25 Aralık’ta Hz. İsa’nın dünyaya gelişi olarak kutlanan ve hiçbir yönüyle İslam’ın tasvip etmediği bu Hıristiyan bayramının gerçek anlamı “Tanrının insan bedeninde dünyaya gelişinin” kutlanmasıdır.
Burada şu ayeti hatırlatmak isterim, "Meryem oğlu Mesih Allah'tır, diyenler kafir olmuşlardır." (el-Maide:17)
Hıristiyan dünyası kendi arasında ortak nokta olarak 1 Ocak’ı kabul eder ama Ermeni Kilisesi gibi bazı Doğu Ortodoks Kiliseleri, Jülyen takviminde 25 Aralık'a denk gelen 6 Ocak'ı Noel olarak kutlarlar.
Peki, gerçek öyle mi?
Tabi ki hayır.
Kutsal kitabımız Kuran ve İncil de Hz. İsa'nın ağustos ayında doğduğunu işaret eder. Buna ispat ise Allahuteala, Hz. Meryem’in doğum yapacağı esnada, hurma ağacını sallamasını ve dökülenlerden yemesini söyler. Hurmaların dökülecek seviyede yetişmesi için en sıcak olan ağustos ayı olması gerekir.
Bir diğer kizb ise, Noel babalarıdır. Kutsal kitapları İncil'de dahi böyle bir figür yoktur.
Gelelim Mekke'nin Fethi’ne.
İslam Peygamberi Hz. Muhammed (SAV), Hicret'in 8. yılı, Ramazan ayının 10. günü (Hicrî Takvime göre), 10 bin kişilik bir ordu ile Medine'den çıktı (1 Ocak 630) 20 Ramazan'da (11 Ocak 630 Milâdî Takvime göre) Mekke'yi fethetti.
Mekke'nin fethi konusunda yerli ve yabancı tarihçilerin kabul ettiği tarih 11 Ocak 630 tarihidir.
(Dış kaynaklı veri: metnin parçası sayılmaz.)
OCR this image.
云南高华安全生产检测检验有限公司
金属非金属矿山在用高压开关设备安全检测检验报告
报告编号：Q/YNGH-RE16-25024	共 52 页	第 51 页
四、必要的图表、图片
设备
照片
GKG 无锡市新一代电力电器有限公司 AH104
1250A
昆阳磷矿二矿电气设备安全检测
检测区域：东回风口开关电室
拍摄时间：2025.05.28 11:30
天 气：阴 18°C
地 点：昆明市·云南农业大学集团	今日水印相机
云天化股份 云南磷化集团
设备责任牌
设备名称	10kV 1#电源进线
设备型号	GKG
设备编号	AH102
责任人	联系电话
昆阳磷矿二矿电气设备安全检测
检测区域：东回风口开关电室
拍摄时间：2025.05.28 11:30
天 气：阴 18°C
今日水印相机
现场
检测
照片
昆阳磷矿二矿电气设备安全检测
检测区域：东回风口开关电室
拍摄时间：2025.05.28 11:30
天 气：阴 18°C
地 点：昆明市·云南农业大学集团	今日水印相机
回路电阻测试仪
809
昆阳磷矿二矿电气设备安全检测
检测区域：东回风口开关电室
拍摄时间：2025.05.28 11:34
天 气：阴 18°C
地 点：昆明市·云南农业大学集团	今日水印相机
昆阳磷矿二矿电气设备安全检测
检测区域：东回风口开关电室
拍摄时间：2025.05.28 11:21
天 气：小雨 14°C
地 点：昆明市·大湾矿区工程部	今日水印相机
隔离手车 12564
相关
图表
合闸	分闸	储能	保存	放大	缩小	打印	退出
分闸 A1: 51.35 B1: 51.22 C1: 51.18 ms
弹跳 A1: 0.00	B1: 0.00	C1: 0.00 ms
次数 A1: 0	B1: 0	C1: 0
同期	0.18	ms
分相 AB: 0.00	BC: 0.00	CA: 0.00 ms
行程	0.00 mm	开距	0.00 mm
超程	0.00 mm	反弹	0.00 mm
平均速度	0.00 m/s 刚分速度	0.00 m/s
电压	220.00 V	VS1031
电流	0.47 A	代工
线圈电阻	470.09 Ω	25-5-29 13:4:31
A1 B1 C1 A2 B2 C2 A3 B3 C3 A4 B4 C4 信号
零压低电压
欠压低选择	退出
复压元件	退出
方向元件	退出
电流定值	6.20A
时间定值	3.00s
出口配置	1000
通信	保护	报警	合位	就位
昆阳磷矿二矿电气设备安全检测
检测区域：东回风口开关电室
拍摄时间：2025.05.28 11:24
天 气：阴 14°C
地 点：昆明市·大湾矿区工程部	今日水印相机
Peki bu tarih neden öne alındı?
Allah Resulü (S.A.V.); "Kim bir kavme benzerse, o da onlardandır" (Ebu Davud) Hadis-i Şerifinde Müslümanları uyarmaktadır. Dolayısıyla, aynı tarihte farklı kutlamalar yapmak, Mekke'nin fetih gününü değiştirmek, Hıristiyanların icraatları ile benzeşmektedir. Aslından kopmaktır. Müslümanlar ise yanıltılmaktadır.
Kısaca, taş yerinde ağırdır.
Tarihimizi ve manevi değerlerimizi korumak, hatırlamak ve hatırlatmak nesilden nesile bir borçtur ama en doğru haliyle.